Dear Nonprofiteer:
I came across your website as I was searching for information on Board members’ volunteering in programs. I’m wondering if you might have some advice on a situation I’m trying to handle.
I work in a service agency, which relies heavily on volunteers. Recently, one of our volunteers became a Board member. She has continued volunteering in the program and a couple of issues have come up that the program director would normally address quickly and easily with a volunteer. However, because this volunteer is now also a Board member, there is a hesitation because she is somewhat of a boss.
The issue has been brought to the attention of the Board president. He and the program director have different ideas on how to handle the situation. The president wants to handle the situation one on one because he doesn’t want to discourage other members from volunteering more. The program director wants a limit on how much time a Board member can spend volunteering in a program.
I’m the Executive Director and can see both sides. I’d like for the president to deal with it one on one, but to then adopt a policy/guidelines for Board members as volunteers to avoid conflicts of interest. I can see where this particular person likes to make decisions and that easily oversteps the program director’s role.
I’ve been searching on line for a policy around this, but have found nothing.I would greatly appreciate any insight or resources that you might have to help with such an issue.
Sincerely,
Clowns to the Left of Me, Jokers to the Right
Dear Clowns:
This is only a problem because of what seems to be a fundamental misconception about the role of Board members, as opposed to the Board as a whole. No individual Board member is “somewhat of a boss;” in fact, from the standpoint of the program director, the only boss she has is you, the Executive Director. You, on the other hand, answer to the Board as a whole, and the Board as a whole has the right to hire, evaluate, discipline and if necessary fire you if it’s not satisfied with the job you’re doing.
But there’s a reason the Nonprofiteer keeps repeating “as a whole . . . as a whole.” Individual Board members have no supervisory responsibility for personnel, even when they’re members of the Personnel Committee. Personnel decisions belong to the Executive Director, except for decisions about the Executive Director’s tenure which belong to the Board—all together now—as a whole.

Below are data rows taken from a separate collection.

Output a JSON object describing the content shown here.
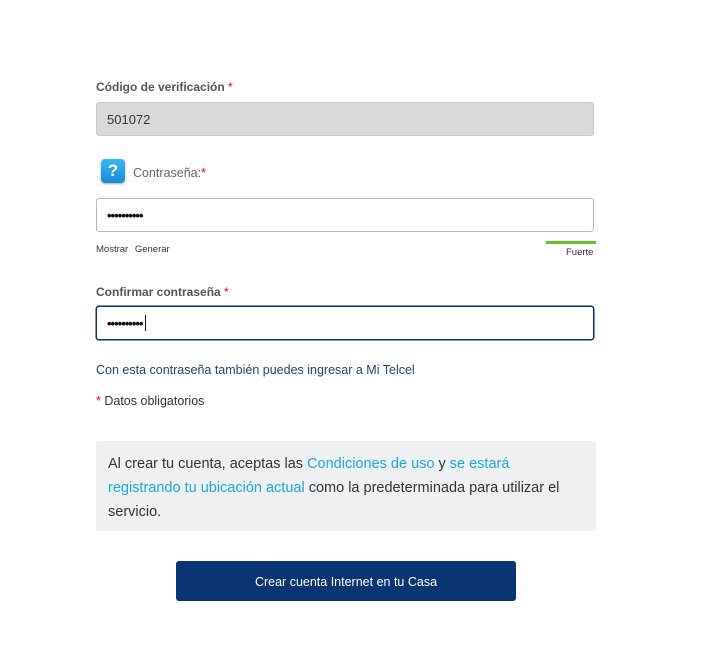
{
  "verification": {
    "label": "Código de verificación",
    "required_mark": "*",
    "value": "501072"
  },
  "password": {
    "label": "Contraseña:",
    "required_mark": "*",
    "masked_value": "••••••••••",
    "show_label": "Mostrar",
    "generate_label": "Generar",
    "strength_label": "Fuerte",
    "strength_level": 1.0,
    "help_icon": "question-icon"
  },
  "confirm": {
    "label": "Confirmar contraseña",
    "required_mark": "*",
    "masked_value": "••••••••••"
  },
  "info_link": "Con esta contraseña también puedes ingresar a Mi Telcel",
  "required_note": {
    "mark": "*",
    "text": "Datos obligatorios"
  },
  "notice": {
    "part1": "Al crear tu cuenta, aceptas las ",
    "link1": "Condiciones de uso",
    "part2": " y ",
    "link2": "se estará registrando tu ubicación actual",
    "part3": " como la predeterminada para utilizar el servicio."
  },
  "submit_label": "Crear cuenta Internet en tu Casa",
  "colors": {
    "primary": "#0b3572",
    "link": "#20a7df",
    "required": "#e4002b",
    "strength": "#66c02b"
  }
}
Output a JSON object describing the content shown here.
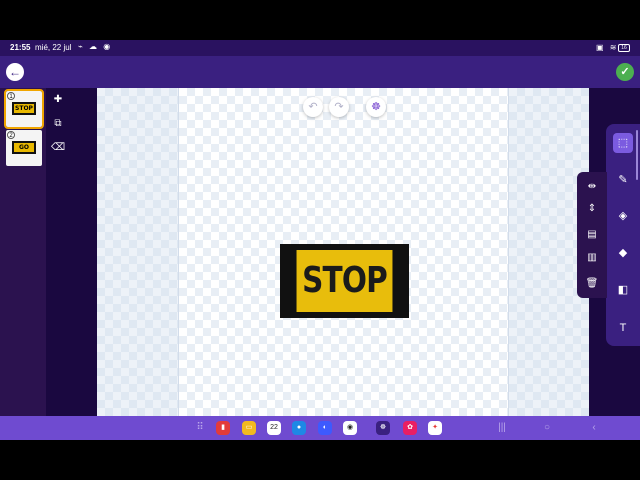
{
  "status_bar": {
    "time": "21:55",
    "date": "mié, 22 jul",
    "battery": "16"
  },
  "header": {
    "back_icon": "arrow-left-icon",
    "done_icon": "check-icon"
  },
  "frames": [
    {
      "number": "1",
      "label": "STOP",
      "selected": true
    },
    {
      "number": "2",
      "label": "GO",
      "selected": false
    }
  ],
  "canvas": {
    "sign_text": "STOP",
    "sign_color": "#e8bd0c",
    "border_color": "#111111"
  },
  "tools": [
    "select",
    "brush",
    "eraser",
    "fill",
    "shapes",
    "text"
  ],
  "text_tool_label": "T",
  "dock": {
    "calendar_day": "22"
  },
  "colors": {
    "accent": "#3a2080",
    "dock": "#6f4bd0",
    "done": "#4caf50",
    "frame_highlight": "#f0a500"
  }
}
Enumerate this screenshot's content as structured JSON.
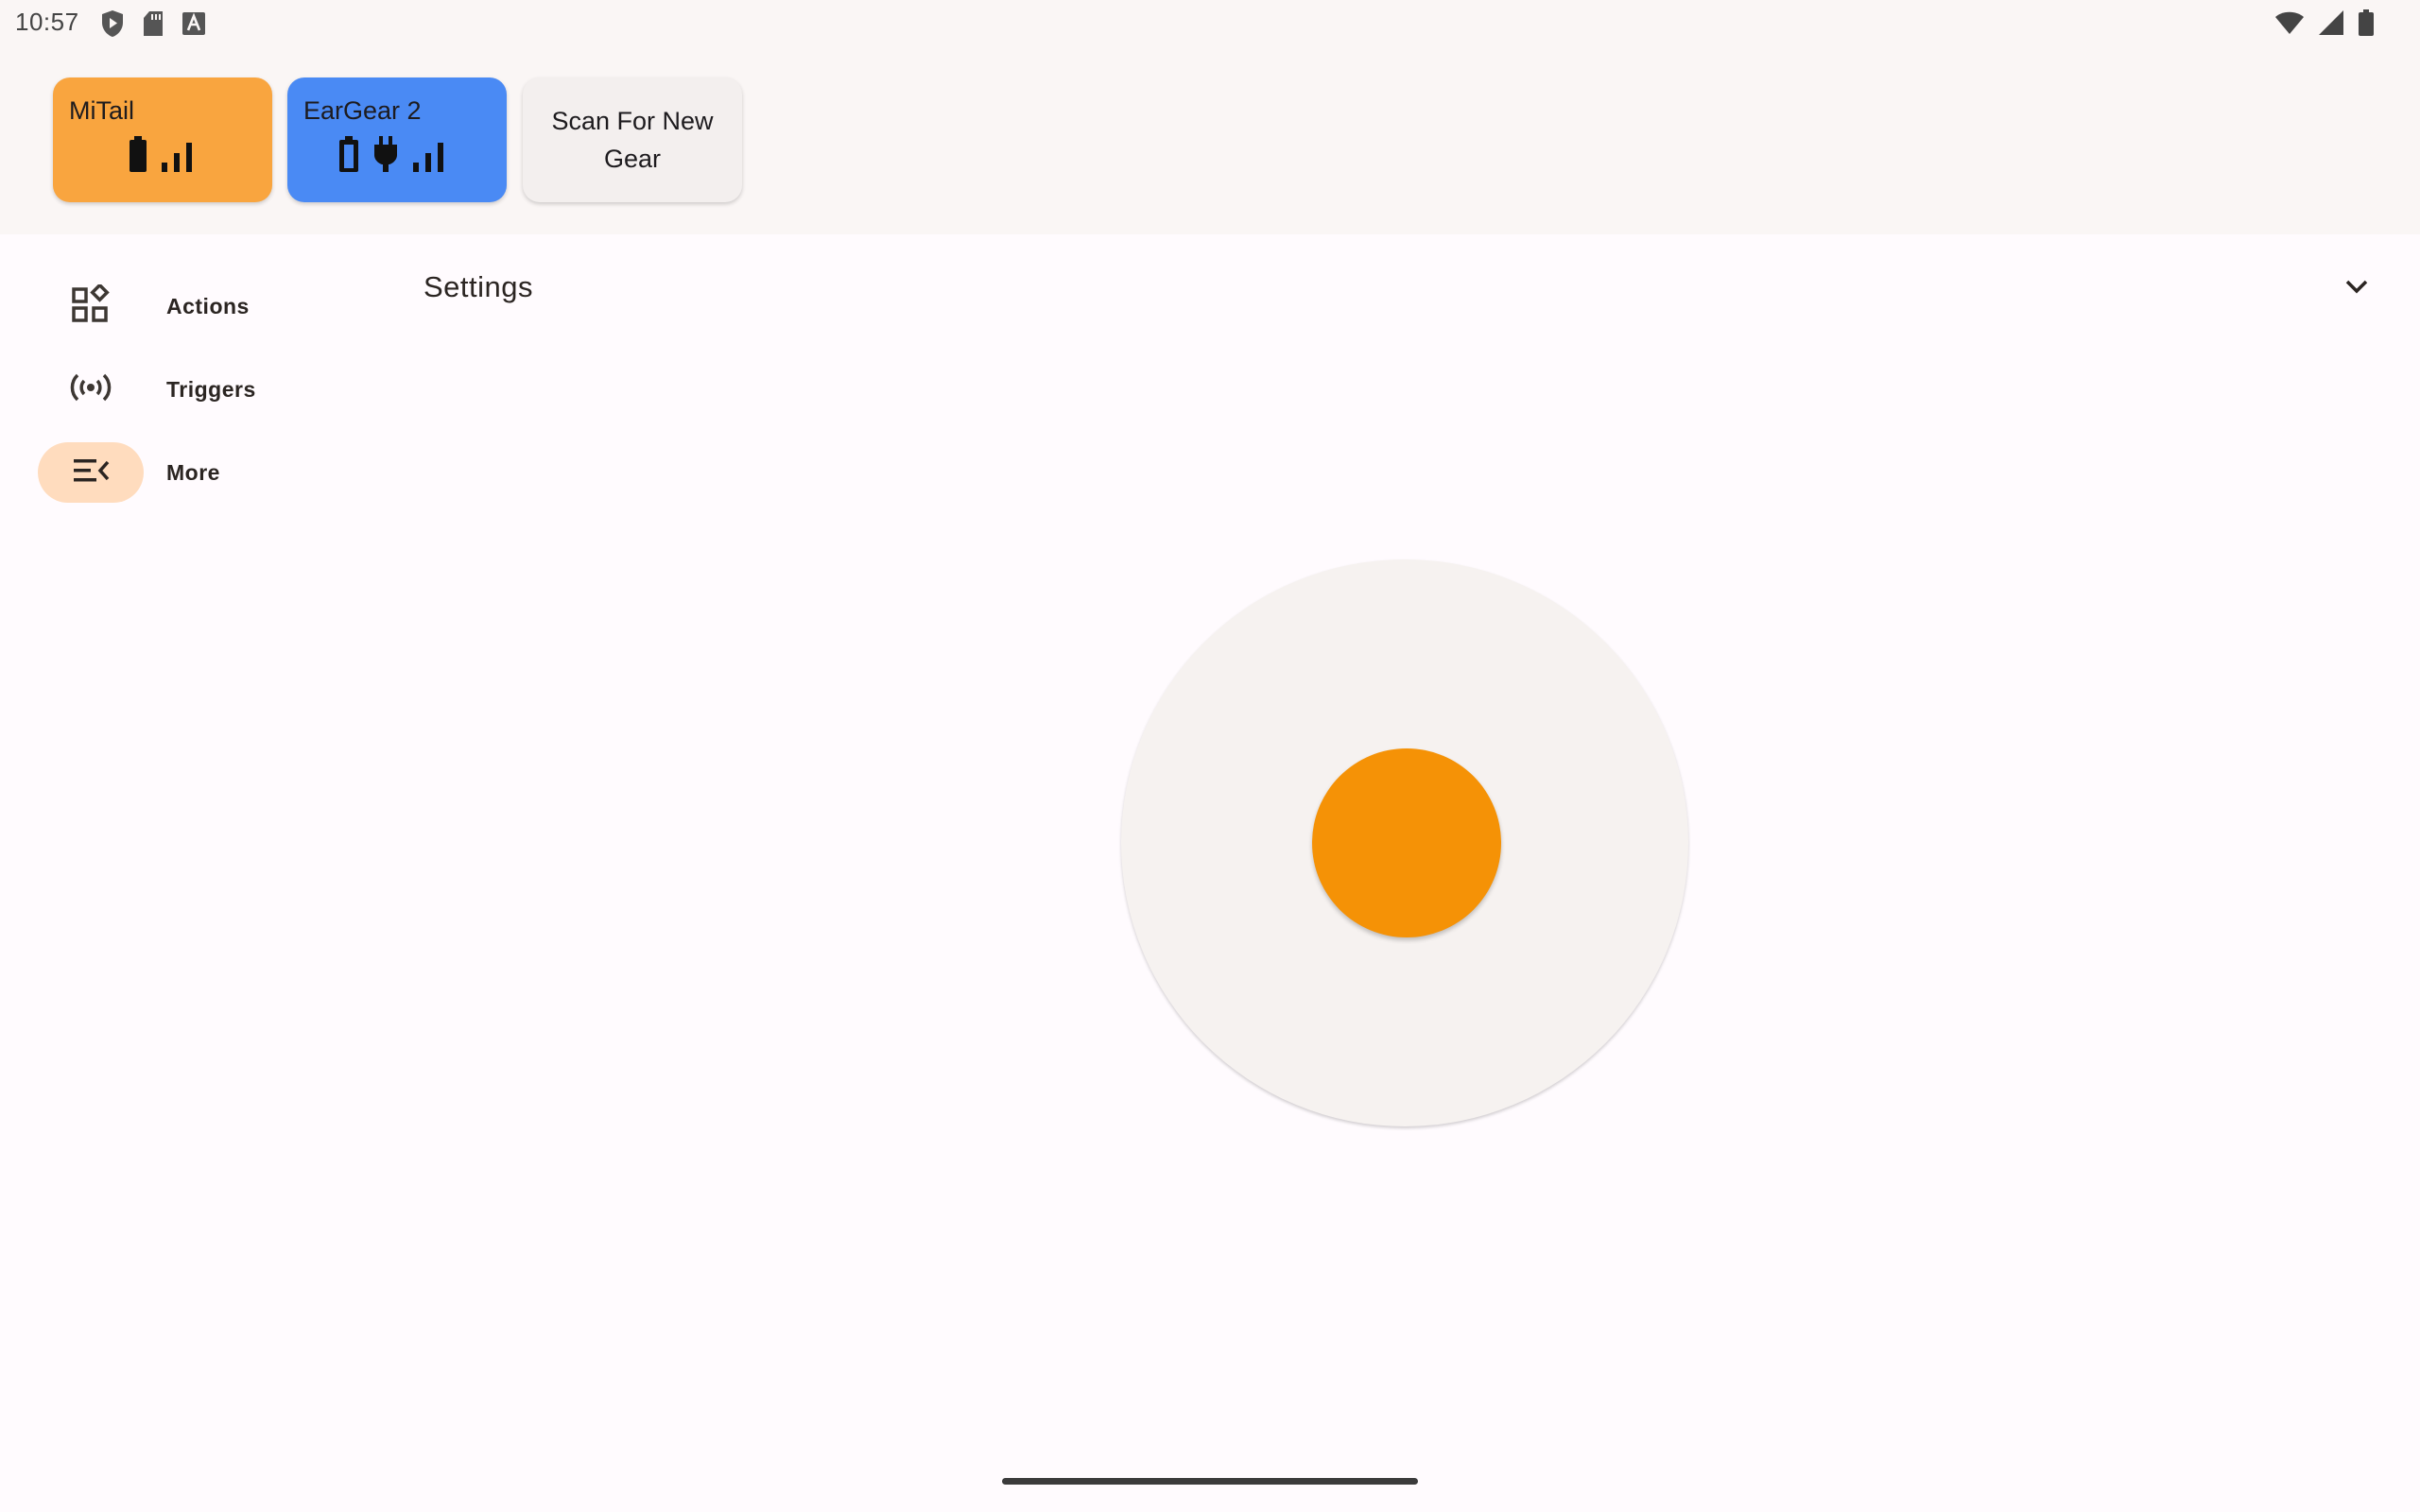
{
  "status_bar": {
    "time": "10:57",
    "left_icons": [
      "shield-play-icon",
      "sd-card-icon",
      "font-a-icon"
    ],
    "right_icons": [
      "wifi-icon",
      "cell-signal-icon",
      "battery-icon"
    ]
  },
  "gear": [
    {
      "name": "MiTail",
      "color": "#f9a53f",
      "icons": [
        "battery-icon",
        "signal-bars-icon"
      ]
    },
    {
      "name": "EarGear 2",
      "color": "#4a8af4",
      "icons": [
        "battery-icon",
        "charging-plug-icon",
        "signal-bars-icon"
      ]
    }
  ],
  "scan_button": {
    "label": "Scan For New Gear"
  },
  "nav": {
    "items": [
      {
        "label": "Actions",
        "icon": "widgets-icon",
        "active": false
      },
      {
        "label": "Triggers",
        "icon": "sensors-icon",
        "active": false
      },
      {
        "label": "More",
        "icon": "menu-open-icon",
        "active": true
      }
    ]
  },
  "main": {
    "section_title": "Settings",
    "joystick": {
      "knob_color": "#f59206"
    }
  },
  "colors": {
    "background": "#fffbfe",
    "surface": "#faf6f5",
    "nav_active": "#ffdcbe"
  }
}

So the Nonprofiteer doesn’t see any reason why there should be a policy prohibiting Board members from volunteering in the program, or limiting the amount of time they can spend doing so. What there should be is
- a statement by the Board president to the volunteer in question that there seems to have been some confusion, what with her going from volunteer to Board and back again, and that it needs to be clear that when she’s a volunteer she’s not a Board member. He doesn’t need to go into the subtleties of her general lack of power as an individual Board member. He just needs to tell her that in the land of program, the program director is king, and thus that she should expect the program director to treat her exactly as she was treated before she joined the Board—that is, to supervise her.

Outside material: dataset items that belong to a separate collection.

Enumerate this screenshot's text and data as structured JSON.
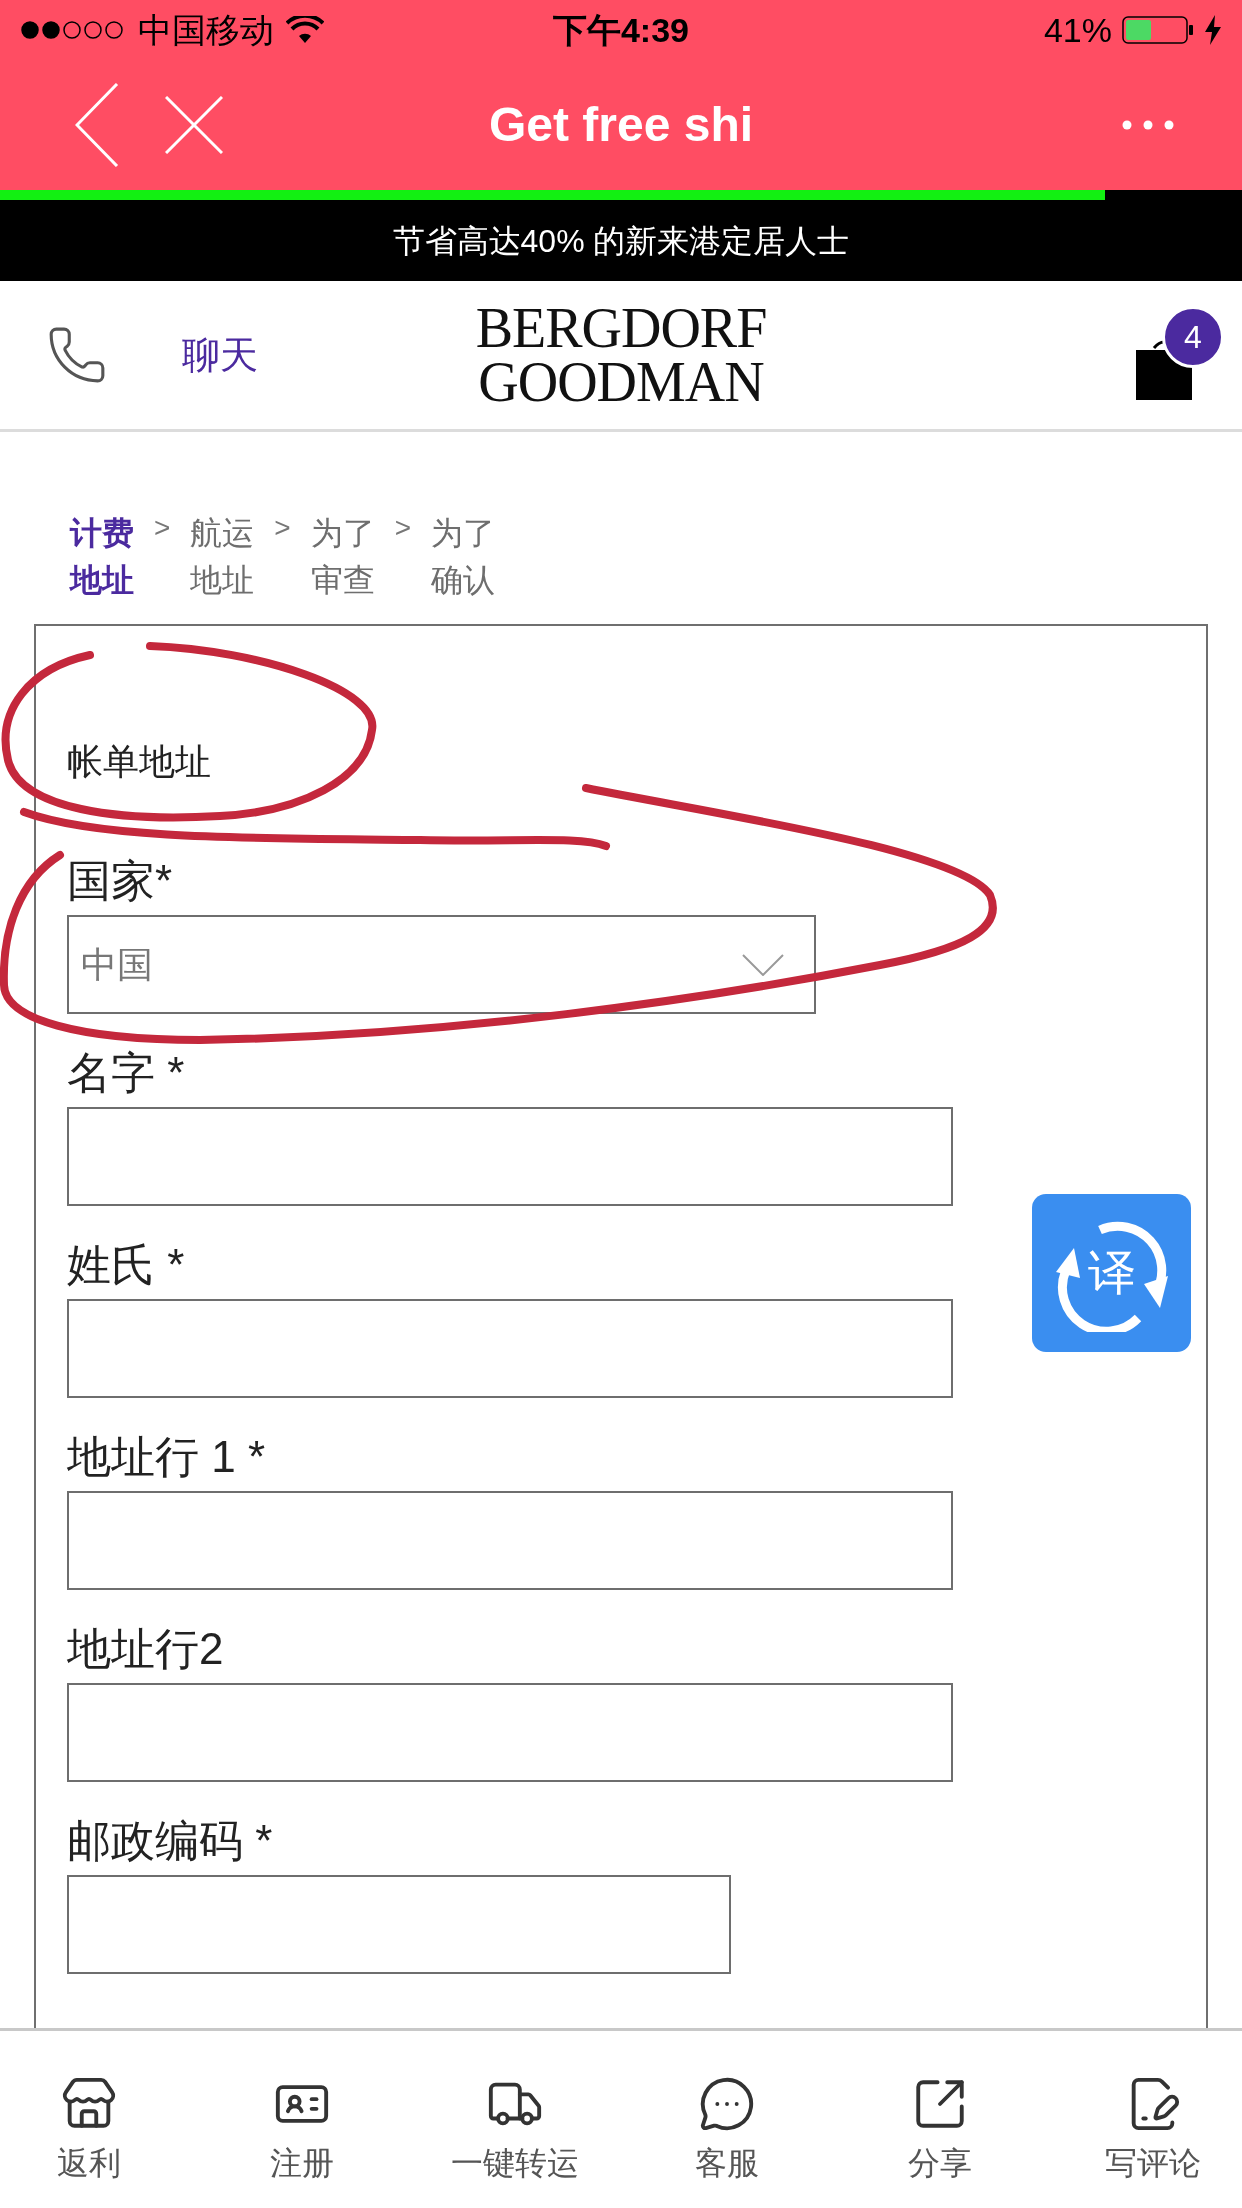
{
  "status_bar": {
    "carrier": "中国移动",
    "time": "下午4:39",
    "battery": "41%"
  },
  "nav_bar": {
    "title": "Get free shi",
    "load_progress": {
      "level": 0.89
    }
  },
  "promo_banner": {
    "text": "节省高达40% 的新来港定居人士"
  },
  "header": {
    "chat_link": "聊天",
    "logo": [
      "BERGDORF",
      "GOODMAN"
    ],
    "cart_badge": "4"
  },
  "checkout_steps": [
    {
      "lines": [
        "计费",
        "地址"
      ],
      "selected": true
    },
    {
      "separator": ">",
      "lines": [
        "航运",
        "地址"
      ],
      "selected": false
    },
    {
      "separator": ">",
      "lines": [
        "为了",
        "审查"
      ],
      "selected": false
    },
    {
      "separator": ">",
      "lines": [
        "为了",
        "确认"
      ],
      "selected": false
    }
  ],
  "billing_form": {
    "title": "帐单地址",
    "fields": [
      {
        "kind": "select",
        "label": "国家*",
        "value": "中国"
      },
      {
        "kind": "text",
        "label": "名字 *"
      },
      {
        "kind": "text",
        "label": "姓氏 *"
      },
      {
        "kind": "text",
        "label": "地址行 1 *"
      },
      {
        "kind": "text",
        "label": "地址行2"
      },
      {
        "kind": "short_text",
        "label": "邮政编码 *"
      }
    ]
  },
  "translate_button": {
    "label": "译"
  },
  "bottom_tabs": [
    {
      "label": "返利"
    },
    {
      "label": "注册"
    },
    {
      "label": "一键转运"
    },
    {
      "label": "客服"
    },
    {
      "label": "分享"
    },
    {
      "label": "写评论"
    }
  ]
}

- another statement by the Board president to the program director reiterating what he said to the volunteer and reassuring her that she’s not dealing with “somewhat of a boss” and should therefore not hesitate to resolve the problem with this volunteer as with any other. And
- a third statement by the Board president to the entire Board at the next Board meeting, leaning again on the “confusion” meme: “We’ve had some questions about the circumstances under which Board members are welcome as program volunteers. So I thought I’d make clear that each of us is welcome under all circumstances—but when we’re program volunteers, we shed our Board identities like fur in the summertime. None of us is enforcing policy, or overseeing staff, or evaluating operations—we’re just volunteering. Which ought to be a great relief for each of us!” Thus he’ll encourage Board members to volunteer without having them confuse their collective governance role with their individual participation role.
The reason you can’t find any relevant policies is that this isn’t an occasion for policies—it’s an occasion for common sense applied to clearly-understood roles. Or, in other words, there’s no need for a conflict-of-interest policy because individual Board members have no recognizable interests; their task is to participate in group decision-making about what’s good for the agency.
If you also have a Board Personnel Committee that tries meddling with individual personnel decisions (as opposed, say, to writing policies and procedures applicable to all personnel), then you have a bigger version of the same problem and need to have a bigger discussion about the difference between the Board—what?—as a whole and individual Board members.
But there’s no reason either the problem or the discussion should lead you to limit Board members’ participation as program volunteers. As a Board member told the Nonprofiteer just last night, the main satisfaction Board members get from their often thankless jobs is contact with the people you serve. Unless your goal is to produce unhappy Board members and a short-handed program director, you don’t want to restrict or prohibit that contact.
Or, more pithily: damn the Board member! Full speed ahead!